How it Works: Programming Neota with Actions, Variables, Question Flows, and Decision Trees:

When determining the best app to develop for clients, we discussed developing an app that would allow the client’s IP counsel to generate an automated cease and desist PDF, but decided that our app would be of better use if it empowered anyone on the legal team to determine the companies’ rights under Trademark law and drafts the cease and desist letter for them. The software’s functioning is similar to TurboTax in that regard, where you can file taxes without having to be a CPA. With seamless integration, Neota Logic opens the web interface of the Advisor where the user selects the appropriate template for the document type.

The Advisor starts automatically, prompting the user for a case number or other identifying information. The Advisor provides a link to the USPTO if the IP counsel needs to retrieve related data about the company’s trademark and prompts the user to fill in the remaining information required for the document type.
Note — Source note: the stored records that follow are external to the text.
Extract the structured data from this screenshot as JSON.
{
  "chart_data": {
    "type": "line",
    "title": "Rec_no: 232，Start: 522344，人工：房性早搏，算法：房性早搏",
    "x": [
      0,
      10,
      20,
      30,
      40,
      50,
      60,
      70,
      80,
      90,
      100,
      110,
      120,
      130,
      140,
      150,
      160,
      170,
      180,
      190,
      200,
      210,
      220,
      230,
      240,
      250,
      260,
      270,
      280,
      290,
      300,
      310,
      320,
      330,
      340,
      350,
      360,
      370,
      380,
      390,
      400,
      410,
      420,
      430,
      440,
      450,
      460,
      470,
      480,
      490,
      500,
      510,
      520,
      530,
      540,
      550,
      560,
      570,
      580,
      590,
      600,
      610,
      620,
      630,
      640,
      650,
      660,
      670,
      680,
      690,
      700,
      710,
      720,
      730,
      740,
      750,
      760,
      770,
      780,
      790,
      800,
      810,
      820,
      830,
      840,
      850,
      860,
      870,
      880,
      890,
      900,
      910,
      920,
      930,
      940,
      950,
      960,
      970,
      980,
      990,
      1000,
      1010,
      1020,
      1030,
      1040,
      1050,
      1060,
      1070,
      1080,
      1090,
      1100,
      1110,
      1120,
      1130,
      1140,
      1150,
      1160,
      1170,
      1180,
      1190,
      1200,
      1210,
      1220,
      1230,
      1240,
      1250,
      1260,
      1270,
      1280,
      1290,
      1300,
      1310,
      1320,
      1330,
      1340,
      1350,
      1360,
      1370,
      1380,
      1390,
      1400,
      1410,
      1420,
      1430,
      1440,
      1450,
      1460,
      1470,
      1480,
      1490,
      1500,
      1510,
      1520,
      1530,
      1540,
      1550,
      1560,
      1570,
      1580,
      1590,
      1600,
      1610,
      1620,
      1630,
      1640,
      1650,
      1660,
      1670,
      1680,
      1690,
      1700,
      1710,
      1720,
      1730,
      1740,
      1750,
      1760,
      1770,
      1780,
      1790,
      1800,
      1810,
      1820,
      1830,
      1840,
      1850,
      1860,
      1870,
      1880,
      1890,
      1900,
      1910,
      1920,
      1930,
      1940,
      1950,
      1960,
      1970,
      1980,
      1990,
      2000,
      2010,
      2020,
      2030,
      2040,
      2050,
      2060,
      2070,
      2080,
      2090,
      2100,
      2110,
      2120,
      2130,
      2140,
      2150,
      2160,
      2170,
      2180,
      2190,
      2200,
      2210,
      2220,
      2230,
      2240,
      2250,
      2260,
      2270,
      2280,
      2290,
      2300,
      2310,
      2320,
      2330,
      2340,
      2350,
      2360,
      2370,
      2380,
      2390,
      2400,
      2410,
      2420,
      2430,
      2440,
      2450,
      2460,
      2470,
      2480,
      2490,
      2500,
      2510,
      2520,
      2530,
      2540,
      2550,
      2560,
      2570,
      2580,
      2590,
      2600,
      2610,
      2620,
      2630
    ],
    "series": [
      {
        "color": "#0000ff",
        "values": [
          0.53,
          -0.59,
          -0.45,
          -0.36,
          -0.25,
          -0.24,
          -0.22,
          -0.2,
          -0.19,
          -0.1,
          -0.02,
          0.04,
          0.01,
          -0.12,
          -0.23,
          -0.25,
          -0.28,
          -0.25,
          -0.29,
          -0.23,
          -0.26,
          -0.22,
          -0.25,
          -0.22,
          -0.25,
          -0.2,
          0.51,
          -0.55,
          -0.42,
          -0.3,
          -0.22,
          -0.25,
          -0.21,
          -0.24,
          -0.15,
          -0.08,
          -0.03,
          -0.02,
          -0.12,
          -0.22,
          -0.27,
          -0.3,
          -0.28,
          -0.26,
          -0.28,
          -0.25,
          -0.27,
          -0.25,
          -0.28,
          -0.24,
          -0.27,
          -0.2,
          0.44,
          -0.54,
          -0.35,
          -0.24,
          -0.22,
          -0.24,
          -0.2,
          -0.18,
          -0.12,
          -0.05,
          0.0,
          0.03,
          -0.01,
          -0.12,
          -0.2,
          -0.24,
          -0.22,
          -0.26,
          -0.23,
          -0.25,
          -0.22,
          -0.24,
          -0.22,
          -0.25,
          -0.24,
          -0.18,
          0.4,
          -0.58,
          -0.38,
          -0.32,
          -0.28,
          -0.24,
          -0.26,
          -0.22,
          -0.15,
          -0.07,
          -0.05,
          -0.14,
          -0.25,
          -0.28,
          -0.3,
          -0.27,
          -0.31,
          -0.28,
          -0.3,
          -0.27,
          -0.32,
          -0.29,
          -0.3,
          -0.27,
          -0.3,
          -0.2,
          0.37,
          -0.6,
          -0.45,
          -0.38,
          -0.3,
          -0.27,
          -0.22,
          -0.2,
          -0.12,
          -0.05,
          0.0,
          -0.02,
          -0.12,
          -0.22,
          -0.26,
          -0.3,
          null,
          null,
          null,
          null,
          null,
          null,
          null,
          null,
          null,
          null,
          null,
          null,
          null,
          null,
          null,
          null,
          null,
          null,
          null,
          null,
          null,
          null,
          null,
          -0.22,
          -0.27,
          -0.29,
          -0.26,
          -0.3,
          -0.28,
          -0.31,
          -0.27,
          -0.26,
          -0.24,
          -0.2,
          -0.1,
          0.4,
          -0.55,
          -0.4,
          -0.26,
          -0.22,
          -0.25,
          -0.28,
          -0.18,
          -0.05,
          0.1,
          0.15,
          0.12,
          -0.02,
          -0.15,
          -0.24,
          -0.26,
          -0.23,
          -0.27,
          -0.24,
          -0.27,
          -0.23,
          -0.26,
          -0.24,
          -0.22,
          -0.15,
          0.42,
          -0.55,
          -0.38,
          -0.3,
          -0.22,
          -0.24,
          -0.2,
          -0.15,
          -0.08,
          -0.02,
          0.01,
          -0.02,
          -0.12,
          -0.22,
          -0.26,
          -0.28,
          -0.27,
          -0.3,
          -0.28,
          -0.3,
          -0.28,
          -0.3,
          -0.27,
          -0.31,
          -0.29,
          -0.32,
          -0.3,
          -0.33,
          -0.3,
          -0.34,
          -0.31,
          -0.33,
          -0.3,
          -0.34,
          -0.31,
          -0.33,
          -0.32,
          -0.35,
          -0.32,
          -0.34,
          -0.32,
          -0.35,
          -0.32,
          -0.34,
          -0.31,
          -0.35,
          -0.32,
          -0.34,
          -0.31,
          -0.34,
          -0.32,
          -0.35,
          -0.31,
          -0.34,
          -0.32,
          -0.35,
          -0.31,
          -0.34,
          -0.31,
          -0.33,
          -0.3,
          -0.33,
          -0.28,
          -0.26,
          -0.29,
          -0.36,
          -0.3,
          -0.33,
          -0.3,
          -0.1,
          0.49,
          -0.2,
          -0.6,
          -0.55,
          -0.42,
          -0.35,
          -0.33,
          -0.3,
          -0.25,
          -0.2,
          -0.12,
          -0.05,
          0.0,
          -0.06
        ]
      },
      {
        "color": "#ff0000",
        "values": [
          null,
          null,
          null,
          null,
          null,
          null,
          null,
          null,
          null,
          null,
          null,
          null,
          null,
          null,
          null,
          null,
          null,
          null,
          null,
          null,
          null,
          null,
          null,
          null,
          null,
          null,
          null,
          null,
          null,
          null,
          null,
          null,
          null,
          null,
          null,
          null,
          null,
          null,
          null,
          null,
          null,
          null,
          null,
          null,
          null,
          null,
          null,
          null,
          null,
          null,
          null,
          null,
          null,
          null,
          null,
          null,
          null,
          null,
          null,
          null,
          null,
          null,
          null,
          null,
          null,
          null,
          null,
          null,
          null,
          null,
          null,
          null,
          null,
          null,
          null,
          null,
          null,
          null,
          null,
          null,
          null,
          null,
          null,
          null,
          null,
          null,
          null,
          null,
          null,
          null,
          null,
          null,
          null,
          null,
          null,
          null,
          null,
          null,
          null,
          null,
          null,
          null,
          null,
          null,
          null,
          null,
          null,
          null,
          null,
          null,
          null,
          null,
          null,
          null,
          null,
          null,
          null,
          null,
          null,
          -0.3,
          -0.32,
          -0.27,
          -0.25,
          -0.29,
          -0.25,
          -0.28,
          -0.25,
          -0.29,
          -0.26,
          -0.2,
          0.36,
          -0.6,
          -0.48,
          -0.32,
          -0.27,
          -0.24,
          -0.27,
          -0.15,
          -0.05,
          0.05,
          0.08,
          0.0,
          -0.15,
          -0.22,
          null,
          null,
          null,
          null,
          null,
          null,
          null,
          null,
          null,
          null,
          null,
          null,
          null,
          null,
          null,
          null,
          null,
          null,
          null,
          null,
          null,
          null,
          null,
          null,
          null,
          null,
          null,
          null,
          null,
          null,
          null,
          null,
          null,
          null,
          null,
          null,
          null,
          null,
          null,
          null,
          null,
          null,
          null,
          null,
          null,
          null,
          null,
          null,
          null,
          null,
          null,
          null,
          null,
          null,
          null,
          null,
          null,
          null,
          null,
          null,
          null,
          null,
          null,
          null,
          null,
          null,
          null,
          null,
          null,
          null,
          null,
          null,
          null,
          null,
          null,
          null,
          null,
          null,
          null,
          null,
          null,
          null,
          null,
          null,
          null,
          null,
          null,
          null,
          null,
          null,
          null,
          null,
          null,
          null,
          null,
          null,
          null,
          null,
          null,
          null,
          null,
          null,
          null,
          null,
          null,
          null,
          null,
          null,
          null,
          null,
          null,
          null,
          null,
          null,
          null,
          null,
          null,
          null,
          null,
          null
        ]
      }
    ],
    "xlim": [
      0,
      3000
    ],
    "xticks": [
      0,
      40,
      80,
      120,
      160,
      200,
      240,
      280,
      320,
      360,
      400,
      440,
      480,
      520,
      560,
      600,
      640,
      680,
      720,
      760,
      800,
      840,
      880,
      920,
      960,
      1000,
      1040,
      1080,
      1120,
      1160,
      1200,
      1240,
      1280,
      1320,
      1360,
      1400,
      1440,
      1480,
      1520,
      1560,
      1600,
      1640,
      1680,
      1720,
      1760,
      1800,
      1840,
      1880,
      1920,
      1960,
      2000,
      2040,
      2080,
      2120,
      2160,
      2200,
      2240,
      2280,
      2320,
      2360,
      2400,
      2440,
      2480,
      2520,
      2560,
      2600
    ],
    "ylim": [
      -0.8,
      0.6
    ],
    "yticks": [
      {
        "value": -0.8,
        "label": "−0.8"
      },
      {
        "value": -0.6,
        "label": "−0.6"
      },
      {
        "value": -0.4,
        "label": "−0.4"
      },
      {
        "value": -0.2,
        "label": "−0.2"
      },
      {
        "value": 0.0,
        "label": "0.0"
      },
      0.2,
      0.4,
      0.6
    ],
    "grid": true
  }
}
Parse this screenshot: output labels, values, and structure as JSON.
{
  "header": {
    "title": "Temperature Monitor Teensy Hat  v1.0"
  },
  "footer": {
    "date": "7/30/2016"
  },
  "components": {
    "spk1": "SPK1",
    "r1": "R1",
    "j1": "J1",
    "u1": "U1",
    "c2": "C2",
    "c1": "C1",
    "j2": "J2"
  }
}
The Advisor generates the document using the template, merging the data obtained in the questionnaire, and from common content, and applying trademark rules as required.
The solution then routes the generated document automatically to the clients’ email.

The Draft Letter:

Results and achievements of this project:

  1. With automated document templates, the time spent by the legal department on drafting cease and desist letters is reduced by more than 80%!
  2. Automated templates significantly reduce mistakes in documents.

User Input

We strived to make the best app possible, so we wanted to make sure that we were able to incorporate input from those in the field and those in general practice. We wanted to make sure that our app has the content that a trademark attorney would need to feel empowered to continue using it, but we also wanted Akerman to be able to provide it to in-house counsel who does not work on trademarks as often. Jordan Galvin was incredible, as she was willing to go through our app and provide comments to help us make our app amazing. By incorporating user input, we were able to draft the questions so that all audiences could follow through and submit information for the letter. Martin Childs, a 2L working for a Chicago firm, stated that he wished he had taken this class because he felt that developing these tools directly address clients’ pain points. Professor Bean said he was impressed with our app and felt that it was very useful. Professor Carter Johnson, who worked in IP at a firm and now teaches IP at MSU, stated that our app was very interesting and a great start to an awesome idea.

What We Learned:
In creating this automated artificial intelligence software platform, we learned that you cannot simply throw technology at an issue. We opened the course by learning to implement the Kata method, which forced us not to jump to a conclusion but rather to employ the scientific method. We were forced to test our theories to determine if they were accurate. We employed process improvement and process mapping to eliminate waste, by using the data-driven approach to develop our system.

This innovative system was created through teamwork with my classmates and with our project partner, Jeffrey Sharer. We learned that in this era of Artificial Intelligence, the legal field could be significantly improved through the automation of data, leading to more efficient service delivery and improved client satisfaction.